Diana Taurasi is a national and international women’s basketball player who has achieved amazing things across a fulfilling career.
At 37 (in 2020) she plays for the Phoenix Mercury in the Women’s National Basketball Association (USA). She has won three Championships, one WNBA Most Valuable Player Award, two WNBA Finals MVP Awards and four Olympic Gold medals. Known as one of greatest shooters in the game, she has five scoring titles and three FIBA World Cups.
- Five WNBL scoring titles
- Four Olympic Gold medals
- Third highest USA World Cup team player all-time for points
- Considered Greatest Of All Time
Diana has been selected for nine WNBA All-Star teams and ten All-WNBA teams. In 2011, she was voted by fans as one of the WNBA’s Top 15 Players of All Time, and in June 18, 2017, Taurasi became the WNBA all-time leading scorer.
She has been nicknamed ‘White Mamba’ for her ability to score in difficult situations, and ‘the Michael Jordan of the WNBA’.
Her list of achievements continues and she ranks third among all-time USA World Cup Team leaders for points (363), third for assists (92), fourth for 3-point percentage (.464) and 10th for rebounds (81) over the span of four World Cups.
Diana was ranked second at the 2012 Olympics for free throw percentage (.960, 24-25 FTs) and she holds the U.S. Olympic single-game record for 3-pointers made (6) and attempted (10), both of which came against Serbia in 2016.
She shares the record for among all-time U.S. Olympic career record holders for games played (32) and she’s second for points (379), third for 3-point field goal percentage (.464), fourth for free throw percentage (.931) and assists (76) and ninth for rebounds (96)
Diana won the 2006 FIBA World Championship’s 3-point trophy after nailing 50.0 percent of her 50 attempts.

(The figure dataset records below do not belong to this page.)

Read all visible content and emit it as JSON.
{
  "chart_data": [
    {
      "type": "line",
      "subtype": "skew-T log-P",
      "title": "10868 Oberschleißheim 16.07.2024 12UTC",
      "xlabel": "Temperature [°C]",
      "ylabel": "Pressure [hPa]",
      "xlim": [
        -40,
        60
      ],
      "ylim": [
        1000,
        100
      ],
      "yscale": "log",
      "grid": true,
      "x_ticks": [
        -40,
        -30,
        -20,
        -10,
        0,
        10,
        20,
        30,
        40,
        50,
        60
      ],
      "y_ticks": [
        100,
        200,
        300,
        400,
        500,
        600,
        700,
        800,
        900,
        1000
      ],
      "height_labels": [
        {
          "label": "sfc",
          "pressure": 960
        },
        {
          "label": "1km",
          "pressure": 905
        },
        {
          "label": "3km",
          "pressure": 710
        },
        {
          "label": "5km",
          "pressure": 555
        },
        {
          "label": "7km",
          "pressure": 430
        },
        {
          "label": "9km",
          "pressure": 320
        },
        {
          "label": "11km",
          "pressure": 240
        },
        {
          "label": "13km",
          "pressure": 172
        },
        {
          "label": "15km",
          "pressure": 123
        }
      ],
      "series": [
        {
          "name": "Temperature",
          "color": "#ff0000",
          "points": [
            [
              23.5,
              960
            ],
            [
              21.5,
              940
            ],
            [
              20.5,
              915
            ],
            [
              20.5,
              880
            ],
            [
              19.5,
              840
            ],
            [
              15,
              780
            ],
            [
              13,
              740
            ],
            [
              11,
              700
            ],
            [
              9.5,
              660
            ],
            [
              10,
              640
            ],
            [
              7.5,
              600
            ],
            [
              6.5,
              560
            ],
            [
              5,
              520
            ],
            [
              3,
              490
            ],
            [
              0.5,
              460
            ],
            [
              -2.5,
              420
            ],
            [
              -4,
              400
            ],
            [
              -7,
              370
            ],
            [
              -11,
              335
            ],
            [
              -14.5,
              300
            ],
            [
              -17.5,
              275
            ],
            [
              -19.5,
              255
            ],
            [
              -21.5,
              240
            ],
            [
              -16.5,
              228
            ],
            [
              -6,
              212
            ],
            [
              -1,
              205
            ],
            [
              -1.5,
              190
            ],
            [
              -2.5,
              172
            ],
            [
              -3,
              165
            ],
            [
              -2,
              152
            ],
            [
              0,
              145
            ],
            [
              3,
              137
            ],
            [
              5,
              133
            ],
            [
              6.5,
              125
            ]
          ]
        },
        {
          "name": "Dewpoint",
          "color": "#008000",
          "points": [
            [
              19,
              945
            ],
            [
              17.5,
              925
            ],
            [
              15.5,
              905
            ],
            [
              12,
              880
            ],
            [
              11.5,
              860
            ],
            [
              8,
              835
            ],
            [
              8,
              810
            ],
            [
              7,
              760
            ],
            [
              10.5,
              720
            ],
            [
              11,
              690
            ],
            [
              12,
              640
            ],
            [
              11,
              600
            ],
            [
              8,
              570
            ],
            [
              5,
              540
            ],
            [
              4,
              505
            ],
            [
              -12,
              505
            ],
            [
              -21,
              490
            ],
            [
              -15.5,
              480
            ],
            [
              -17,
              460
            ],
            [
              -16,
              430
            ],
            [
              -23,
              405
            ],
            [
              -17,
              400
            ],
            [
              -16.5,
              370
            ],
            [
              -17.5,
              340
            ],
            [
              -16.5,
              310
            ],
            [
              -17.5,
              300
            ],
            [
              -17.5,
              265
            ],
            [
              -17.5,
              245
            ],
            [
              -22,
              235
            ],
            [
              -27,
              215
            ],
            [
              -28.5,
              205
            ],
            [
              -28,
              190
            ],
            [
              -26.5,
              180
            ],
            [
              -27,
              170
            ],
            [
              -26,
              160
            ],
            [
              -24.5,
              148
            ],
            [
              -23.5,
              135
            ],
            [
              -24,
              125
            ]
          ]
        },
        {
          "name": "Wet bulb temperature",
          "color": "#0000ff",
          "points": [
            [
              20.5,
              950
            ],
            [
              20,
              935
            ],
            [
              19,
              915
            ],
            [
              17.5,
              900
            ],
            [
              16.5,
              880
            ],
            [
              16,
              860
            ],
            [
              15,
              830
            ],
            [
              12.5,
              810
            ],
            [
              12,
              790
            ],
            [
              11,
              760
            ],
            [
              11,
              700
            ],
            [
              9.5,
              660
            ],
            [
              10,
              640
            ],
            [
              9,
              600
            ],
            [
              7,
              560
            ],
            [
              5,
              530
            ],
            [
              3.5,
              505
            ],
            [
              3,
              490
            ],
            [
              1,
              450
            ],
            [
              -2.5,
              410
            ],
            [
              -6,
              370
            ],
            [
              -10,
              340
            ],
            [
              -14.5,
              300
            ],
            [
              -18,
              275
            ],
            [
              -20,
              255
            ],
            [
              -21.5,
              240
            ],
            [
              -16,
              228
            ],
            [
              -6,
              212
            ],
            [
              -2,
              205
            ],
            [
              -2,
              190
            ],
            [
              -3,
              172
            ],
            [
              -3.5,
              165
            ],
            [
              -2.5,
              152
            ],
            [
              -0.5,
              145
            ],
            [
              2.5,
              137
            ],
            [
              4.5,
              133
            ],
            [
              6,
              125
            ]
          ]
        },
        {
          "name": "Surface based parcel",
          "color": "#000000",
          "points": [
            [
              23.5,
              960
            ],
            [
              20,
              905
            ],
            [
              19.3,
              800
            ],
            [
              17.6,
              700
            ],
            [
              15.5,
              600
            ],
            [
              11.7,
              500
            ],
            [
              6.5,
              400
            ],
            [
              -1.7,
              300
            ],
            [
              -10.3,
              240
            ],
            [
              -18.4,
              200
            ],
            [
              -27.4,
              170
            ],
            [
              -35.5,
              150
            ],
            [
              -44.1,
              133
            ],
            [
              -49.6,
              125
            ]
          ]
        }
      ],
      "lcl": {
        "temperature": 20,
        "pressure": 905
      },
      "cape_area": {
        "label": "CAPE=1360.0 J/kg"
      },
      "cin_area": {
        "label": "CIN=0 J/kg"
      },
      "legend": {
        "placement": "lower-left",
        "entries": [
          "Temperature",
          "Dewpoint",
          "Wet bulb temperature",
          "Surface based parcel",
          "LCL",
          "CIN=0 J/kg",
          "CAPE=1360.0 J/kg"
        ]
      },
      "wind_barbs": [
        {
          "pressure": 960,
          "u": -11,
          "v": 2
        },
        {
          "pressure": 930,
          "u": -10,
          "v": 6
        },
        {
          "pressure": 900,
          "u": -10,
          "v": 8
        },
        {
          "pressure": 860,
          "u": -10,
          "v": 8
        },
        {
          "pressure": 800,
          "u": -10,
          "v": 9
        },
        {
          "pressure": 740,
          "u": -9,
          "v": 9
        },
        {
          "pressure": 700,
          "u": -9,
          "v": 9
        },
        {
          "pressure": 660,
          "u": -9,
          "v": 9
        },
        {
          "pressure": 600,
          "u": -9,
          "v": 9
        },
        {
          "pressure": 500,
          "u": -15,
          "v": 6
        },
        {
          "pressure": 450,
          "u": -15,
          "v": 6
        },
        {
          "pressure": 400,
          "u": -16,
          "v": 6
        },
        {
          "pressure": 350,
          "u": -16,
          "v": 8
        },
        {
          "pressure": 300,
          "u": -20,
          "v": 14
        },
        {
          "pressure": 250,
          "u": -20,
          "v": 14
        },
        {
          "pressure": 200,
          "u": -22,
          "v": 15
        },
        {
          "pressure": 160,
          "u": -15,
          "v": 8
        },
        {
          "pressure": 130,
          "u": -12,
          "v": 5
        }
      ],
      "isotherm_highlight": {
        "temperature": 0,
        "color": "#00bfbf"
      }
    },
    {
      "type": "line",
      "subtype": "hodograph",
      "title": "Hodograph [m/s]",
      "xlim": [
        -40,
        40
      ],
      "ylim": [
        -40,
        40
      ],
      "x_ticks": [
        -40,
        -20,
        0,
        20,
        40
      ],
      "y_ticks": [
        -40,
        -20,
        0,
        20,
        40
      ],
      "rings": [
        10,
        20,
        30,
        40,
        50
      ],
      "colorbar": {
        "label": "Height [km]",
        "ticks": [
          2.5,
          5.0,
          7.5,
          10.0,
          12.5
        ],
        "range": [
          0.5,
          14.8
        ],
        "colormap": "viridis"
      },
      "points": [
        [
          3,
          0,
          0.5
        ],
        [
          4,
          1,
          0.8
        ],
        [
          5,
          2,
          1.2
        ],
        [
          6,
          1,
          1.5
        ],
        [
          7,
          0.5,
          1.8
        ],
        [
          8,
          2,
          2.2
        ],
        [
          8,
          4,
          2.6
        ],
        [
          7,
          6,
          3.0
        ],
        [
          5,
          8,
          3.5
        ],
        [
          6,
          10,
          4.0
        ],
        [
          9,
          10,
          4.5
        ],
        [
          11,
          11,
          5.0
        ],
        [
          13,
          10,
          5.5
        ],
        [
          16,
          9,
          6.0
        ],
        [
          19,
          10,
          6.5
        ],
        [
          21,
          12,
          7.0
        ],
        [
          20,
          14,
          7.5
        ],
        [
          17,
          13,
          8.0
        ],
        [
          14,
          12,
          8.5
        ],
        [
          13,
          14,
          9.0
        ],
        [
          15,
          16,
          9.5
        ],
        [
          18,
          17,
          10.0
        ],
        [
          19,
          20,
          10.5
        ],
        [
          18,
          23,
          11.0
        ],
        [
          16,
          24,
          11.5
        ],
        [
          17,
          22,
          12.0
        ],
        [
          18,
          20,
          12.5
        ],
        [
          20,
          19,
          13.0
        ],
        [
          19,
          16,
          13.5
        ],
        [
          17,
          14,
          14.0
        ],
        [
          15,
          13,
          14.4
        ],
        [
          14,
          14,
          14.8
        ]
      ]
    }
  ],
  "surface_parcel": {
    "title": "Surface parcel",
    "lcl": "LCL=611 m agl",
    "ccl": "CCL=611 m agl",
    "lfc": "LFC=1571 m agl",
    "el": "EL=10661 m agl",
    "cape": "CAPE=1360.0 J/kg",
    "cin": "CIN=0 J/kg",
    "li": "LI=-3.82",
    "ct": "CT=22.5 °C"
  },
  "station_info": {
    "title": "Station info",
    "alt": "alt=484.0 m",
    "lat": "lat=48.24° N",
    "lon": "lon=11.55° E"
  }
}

“You take for granted what you put in your body when you’re young….as you get older, you get conscious of what you’re eating and how that affects your body.
Diana’s commitment to her game is evident, and this has played a part in her discovering veganism.
“You take for granted what you put in your body when you’re young. You feel like you can do anything,” she says in an interview. “As you get older, you get conscious of what you’re eating and how that affects your body. The way you look and feel that’s really helped me”
This led her and her partner to move to an entirely plant based diet in 2015 for health reasons.
“I have been vegan for about three years now and I think it is something I have really benefitted from” she told Women’s Fitness in 2015. “Just staying away from foods that cause a lot of inflammation, fats and sugars that everyone knows are obviously a little counterproductive if you eat large amounts of them. So, I have stayed more on a plant-based diet and it has really benefitted me.”
The transition did not go unnoticed by Diana’s coach Sandy Brondello. “She had to work to get her body right and it’s showing in her game and has been great for us,” Brondello said. “We’ve put her back to the point guard and she’s not just a great shooter, she’s a great playmaker and does a fantastic job for us doing that.”
It’s kept her performing at the high levels she’s achieved. It’s something she’s fueled with an amended meal plan, which hasn’t presented a problem.
“You know, there’s still a lot of great options,” she says. “I’ve been eating pasta and different sandwiches. I mean, you do have to search for a little bit of food but then again [veganism] opens a whole new world into different foods you never thought were possible — like the Impossible Burger!”
Diana enjoys pretty much any vegetable, although she particularly likes to include lentils (yellow and red as well as other beans, and kale.
As 2019 closed Diana was talking about plans to return for the 2020 season (her 16th) and to fight for a place in the 2020 Olympic team (her 5th).